“To really thrive, you have to have everybody. The vibrancy of the city (of Grand Rapids) is the attraction. It shouldn’t be available only to certain people. It’s not accessible for everyone.”
In an NBC News story from July 21, 2023, Diana Olick reported that growing home prices nationwide are pricing new homeowners out of the market. She stated that sale prices are up over two percent from last year, according to Redfin, while mortgage rates (Have mortgage rates increased? The comparison may be more clear if both have moved similarly.) are at seven percent. It means that affordability is at an all-time low, and some parents are deciding to purchase homes for their adult children who are otherwise priced out of homeownership.
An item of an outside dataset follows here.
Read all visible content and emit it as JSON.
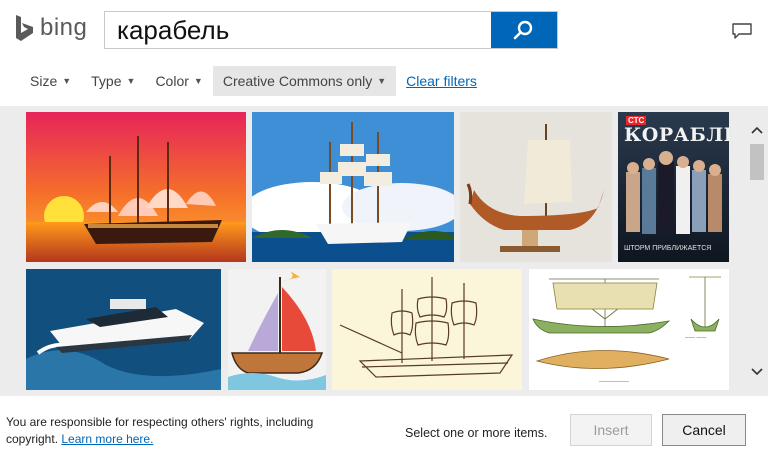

“My son would need a lot of help from us to go on his own without roommates,” says Lucas Leverett, a Westside resident and advocate in Grand Rapids, Michigan. When Lucas was commuting to college, he moved in with roommates to afford a place outside of living with family. “I don’t think young people can afford” not to share housing expenses with friends due to the cost of housing. “It used to be that you would get a job and then get a place to live. Now that’s not the case.”
Redfin data for Kent County shows that the median sale price in June of 2023 was $325,000, up 4.5% from the previous year. The average time on the market was six days, the same as last year. Compare that to June of 2020, when the median sale price was under $250,000 and, on average, sold in under ten days. Leverett wonders if he and his family can continue to afford their current rental arrangement or even afford to purchase a home.
“Right now, we’re making no decisions about housing until our son knows what he wants to do.” Leverett says he and his partner have options and know that not everyone has that luxury. “Everybody should be able to have housing options.”
Housing Choice
Leverett was born and raised on the outskirts of Nashville, Tennessee. “My family lived in Murfreesboro, and we rented a few places on the outskirts of Nashville.” When he was 18, he moved in with his grandmother, which allowed him to commute to college in his hometown. “She made sure I was eating right and taking care of my finances.”
The current housing challenges are not unique to Kent County. Across the country, communities have seen once affordable housing increase in cost and decrease in availability. Leverett shared that he and his partner needed additional space when expecting their son. So, in 2007 they moved into a duplex at $850 per month in Nashville, TN. “It was middle of the road in terms of rent, and it was a multi-ethnic neighborhood. We lived there for seven years.”
When Leverett’s son was about seven or eight years of age, the family moved to a neighborhood behind Tennessee State University, as it was near the son’s school. When the family moved in, rent started at $1,050. This was a major jump from the $800-$850 per month rate they had been paying for previous units. “We were shocked by how much things had increased,” says Leverett. “At the money we were earning, we were struggling to afford to live in the area where our child would be going to school. It had gentrified from when I was younger,” said Leverett. The ability to afford to live near their son’s school got Leverett thinking more significantly about housing costs.
Housing Kent, the backbone organization of the Housing Stability Alliance, began asking what factors across the system were impacting housing affordability, particularly for renters in Kent County. According to the Zillow Observed Rent Index (ZORI), Michigan’s rental units have seen a 25% increase in cost between 2019 and 2022. The median wage has only increased 18% during the same period. Drilling down further to the Grand Rapids Metro area, the median wage has risen 14% over the same timeframe, while rent has increased 27%. For a typical rental unit, pricing has gone from $1,129 to $1,519. The income needed to afford a typical unit went from $40,644 per year to $54,684 per year.
While median wages have increased, they haven’t kept pace with the rate at which rental unit costs have increased since 2012, causing a decline in rental affordability. Rental housing has increased by 4.7% year-over-year, while wages have only increased by 2.2%. That’s less than half the amount needed to keep up. This means often renters are spending $400 per month more than they can afford in rent as affordable rental housing is scarce.
For individuals and families in Kent County, almost half of all renters (46%) spend more than 30% of their income on housing expenses, which means they are potentially one auto repair or medical bill away from missing a rent payment and losing housing, unable to find more affordable housing options.
Leverett said, “If no one can live where they want to go for services, then what are they going to do?” Housing choice has become challenging for individuals and families, as areas they would choose to live in are less affordable.
Housing choice for everyone is what the Housing Stability Alliance is working toward. Ultimately, individuals and families should be able to find housing they can afford in the area of Kent County in which they choose to live. Whether urban, suburban, or rural parts of the county, there should be safe, quality, affordable housing, allowing all to be housed by choice.
“In the next 10 years, can we continue to afford how we’re living or be able to buy?” This is the question Leverett and his partner ask themselves as they watch the housing market in Kent County change. “Regular folks don’t get a seat at the table to make group decisions,” which impacts many within the community. “To really thrive, you have to have everybody. The vibrancy of the city (of Grand Rapids) is the attraction. It shouldn’t be available only to certain people. It’s not accessible for everyone.”